Pharmaceutical pollution makes for sobering news. But it also underlines why environment and social aspects of corporate conduct are closely related. Companies with a poor environmental record may have a negative social impact such as harming the health of employees, customers, or those living near production centres. Pollution can create a vicious circle of damage: as it harms biodiversity it then potentially harms human health.

This is an inescapably important consideration as pharma and healthcare companies consider how to reduce their impact on the environment and on people.

Moving a production centre to tackle emissions may have a negative impact on people and communities that lose their livelihood. And while it might be tempting to move production to jurisdictions with lower regulatory standards, companies may just be shifting poor environmental behaviour, and its consequences, from one community to another.  

New reporting rules will make this increasingly difficult to hide. Brussels has recently introduced the Corporate Sustainability Reporting Directive (CSRD),and is finalising the Corporate Sustainability Due Diligence Directive (CS3D), which will soon impose new rules mandating due diligence for human and environmental impacts. In particular the CS3D means companies will need to report on their efforts to monitor and improve their record on human rights and environment.

Meanwhile, the UK has introduced TCFD (Taskforce for Climate-related Financial Disclosures) for large companies that will introduce new reporting rules for environmental risks.

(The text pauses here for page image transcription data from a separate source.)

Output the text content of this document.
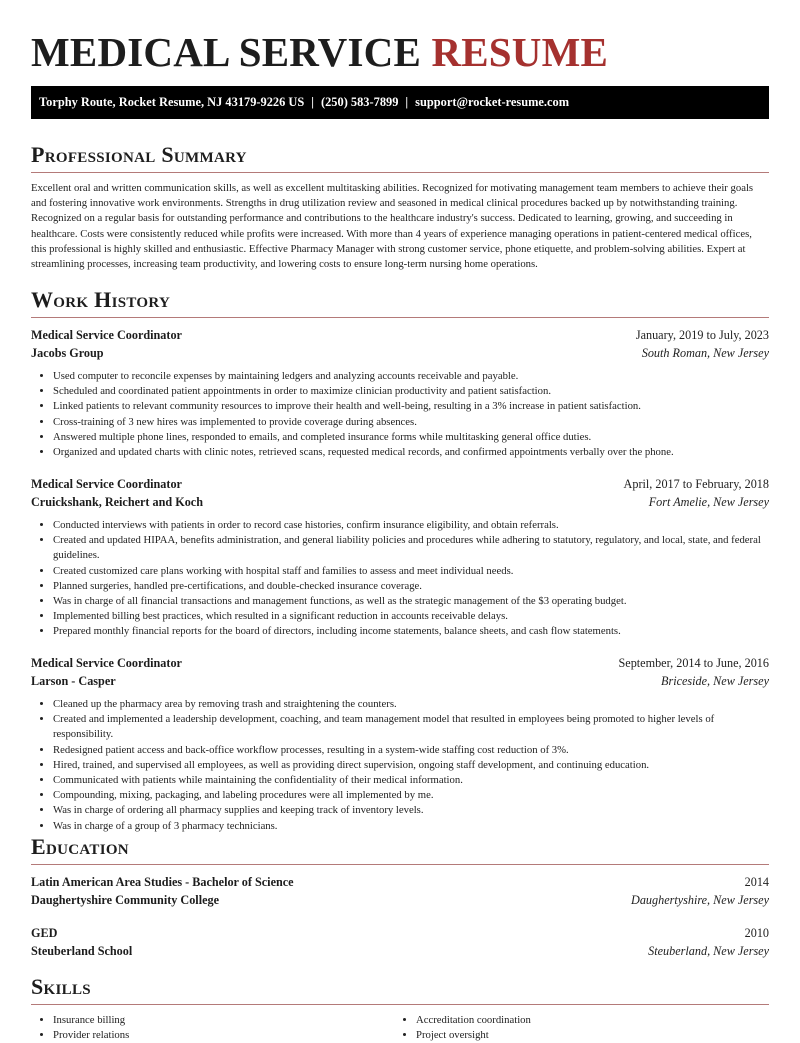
MEDICAL SERVICE RESUME
Torphy Route, Rocket Resume, NJ 43179-9226 US | (250) 583-7899 | support@rocket-resume.com
Professional Summary

Excellent oral and written communication skills, as well as excellent multitasking abilities. Recognized for motivating management team members to achieve their goals and fostering innovative work environments. Strengths in drug utilization review and seasoned in medical clinical procedures backed up by notwithstanding training. Recognized on a regular basis for outstanding performance and contributions to the healthcare industry's success. Dedicated to learning, growing, and succeeding in healthcare. Costs were consistently reduced while profits were increased. With more than 4 years of experience managing operations in patient-centered medical offices, this professional is highly skilled and enthusiastic. Effective Pharmacy Manager with strong customer service, phone etiquette, and problem-solving abilities. Expert at streamlining processes, increasing team productivity, and lowering costs to ensure long-term nursing home operations.

Work History
Medical Service Coordinator	January, 2019 to July, 2023
Jacobs Group	South Roman, New Jersey
• Used computer to reconcile expenses by maintaining ledgers and analyzing accounts receivable and payable.
• Scheduled and coordinated patient appointments in order to maximize clinician productivity and patient satisfaction.
• Linked patients to relevant community resources to improve their health and well-being, resulting in a 3% increase in patient satisfaction.
• Cross-training of 3 new hires was implemented to provide coverage during absences.
• Answered multiple phone lines, responded to emails, and completed insurance forms while multitasking general office duties.
• Organized and updated charts with clinic notes, retrieved scans, requested medical records, and confirmed appointments verbally over the phone.
Medical Service Coordinator	April, 2017 to February, 2018
Cruickshank, Reichert and Koch	Fort Amelie, New Jersey
• Conducted interviews with patients in order to record case histories, confirm insurance eligibility, and obtain referrals.
• Created and updated HIPAA, benefits administration, and general liability policies and procedures while adhering to statutory, regulatory, and local, state, and federal guidelines.
• Created customized care plans working with hospital staff and families to assess and meet individual needs.
• Planned surgeries, handled pre-certifications, and double-checked insurance coverage.
• Was in charge of all financial transactions and management functions, as well as the strategic management of the $3 operating budget.
• Implemented billing best practices, which resulted in a significant reduction in accounts receivable delays.
• Prepared monthly financial reports for the board of directors, including income statements, balance sheets, and cash flow statements.
Medical Service Coordinator	September, 2014 to June, 2016
Larson - Casper	Briceside, New Jersey
• Cleaned up the pharmacy area by removing trash and straightening the counters.
• Created and implemented a leadership development, coaching, and team management model that resulted in employees being promoted to higher levels of responsibility.
• Redesigned patient access and back-office workflow processes, resulting in a system-wide staffing cost reduction of 3%.
• Hired, trained, and supervised all employees, as well as providing direct supervision, ongoing staff development, and continuing education.
• Communicated with patients while maintaining the confidentiality of their medical information.
• Compounding, mixing, packaging, and labeling procedures were all implemented by me.
• Was in charge of ordering all pharmacy supplies and keeping track of inventory levels.
• Was in charge of a group of 3 pharmacy technicians.
Education
Latin American Area Studies - Bachelor of Science	2014
Daughertyshire Community College	Daughertyshire, New Jersey
GED	2010
Steuberland School	Steuberland, New Jersey
Skills
• Insurance billing
• Provider relations
• Accreditation coordination
• Project oversight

Crucially, all the EU developments employ at their heart the principle of “double materiality”. Companies must report not only how sustainability risks affect their business prospects, but how their business models affect the outside world—people, communities and the environment.

It is these reporting rules, and the use of double materiality, which mean that boards will need to understand how environmental impacts will affect people.  If an EU company’s pharmaceutical plant leaks or releases effluent into a water course, it will need to consider, not only damage to the environment—the landscape, water and biodiversity—but the impact on local people if it wants to be in compliance with the new disclosure standards. Following understanding will also be the requirement to cease, prevent, mitigate or provide remedy.

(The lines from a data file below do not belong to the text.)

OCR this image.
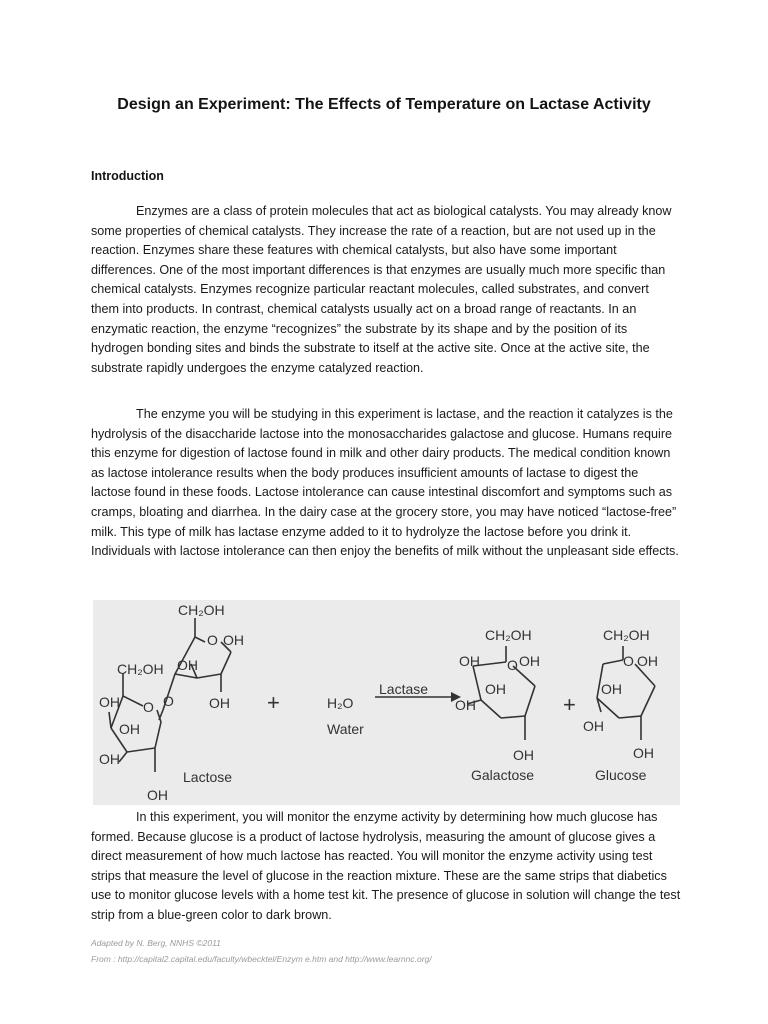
Design an Experiment: The Effects of Temperature on Lactase Activity
Introduction

Enzymes are a class of protein molecules that act as biological catalysts. You may already know some properties of chemical catalysts. They increase the rate of a reaction, but are not used up in the reaction. Enzymes share these features with chemical catalysts, but also have some important differences. One of the most important differences is that enzymes are usually much more specific than chemical catalysts. Enzymes recognize particular reactant molecules, called substrates, and convert them into products. In contrast, chemical catalysts usually act on a broad range of reactants. In an enzymatic reaction, the enzyme “recognizes” the substrate by its shape and by the position of its hydrogen bonding sites and binds the substrate to itself at the active site. Once at the active site, the substrate rapidly undergoes the enzyme catalyzed reaction.

The enzyme you will be studying in this experiment is lactase, and the reaction it catalyzes is the hydrolysis of the disaccharide lactose into the monosaccharides galactose and glucose. Humans require this enzyme for digestion of lactose found in milk and other dairy products. The medical condition known as lactose intolerance results when the body produces insufficient amounts of lactase to digest the lactose found in these foods. Lactose intolerance can cause intestinal discomfort and symptoms such as cramps, bloating and diarrhea. In the dairy case at the grocery store, you may have noticed “lactose-free” milk. This type of milk has lactase enzyme added to it to hydrolyze the lactose before you drink it. Individuals with lactose intolerance can then enjoy the benefits of milk without the unpleasant side effects.

CH₂OH
O OH
OH
OH
CH₂OH
O O
OH
OH
OH
OH
Lactose
+	+
H₂O
Water
Lactase
CH₂OH
OH O OH
OH
OH
OH
Galactose
CH₂OH
O OH
OH
OH
OH
Glucose

In this experiment, you will monitor the enzyme activity by determining how much glucose has formed. Because glucose is a product of lactose hydrolysis, measuring the amount of glucose gives a direct measurement of how much lactose has reacted. You will monitor the enzyme activity using test strips that measure the level of glucose in the reaction mixture. These are the same strips that diabetics use to monitor glucose levels with a home test kit. The presence of glucose in solution will change the test strip from a blue-green color to dark brown.

Adapted by N. Berg, NNHS ©2011
From : http://capital2.capital.edu/faculty/wbecktel/Enzym e.htm and http://www.learnnc.org/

New reporting rules also mean companies can no longer view their relationship with the environment and people through the narrow prisms of local regulation and labour laws. Local standards may be much lower and offer far less insight than the reporting rules. Or they may lack enforcement.

This will be a big change and constitutes a major incentive for companies to consider environmental and social risks as indivisible. 

And while large UK companies must apply TCFD reporting, they cannot bank on being excluded from EU rules. Expected to be in force in the next two to three years, the directives have been designed to ensure that any company trading in the EU, and within scope, will have to comply. Those who supply EU companies will be likewise caught.

That means it is now vital for boards to move their companies on from looking at the world through a “single materiality” lens.

It’s also worth noting that all these changes mean that around the world “voluntary” reporting on ESG is coming to an end. Built upon principles that go back to UN Guiding Principles on Business and Human Rights (UNGPs), and OECD Guidelines for Multinational Enterprises on Responsible Business Conduct the reforms represent a trend for non-financial reporting to become mandatory.

Many companies are likely underprepared for this shift and would do well to prime themselves by reviewing the expectations laid out in the UNGPs and the OCED Guidelines for Multinational Enterprises.

Permanent change will entail making the new reporting environment business-as-usual. Linking environmental and social impacts should, likewise, be part of standard operating procedure.

Skills, competencies and incentives, particularly in the c-suite and boardroom, should be reviewed and, if necessary, updated or recruited.

Policy makers will continue their battle against climate change, expectations of companies and their social responsibilities have changed dramatically. New reporting rules reflect this shift. There’s no going back.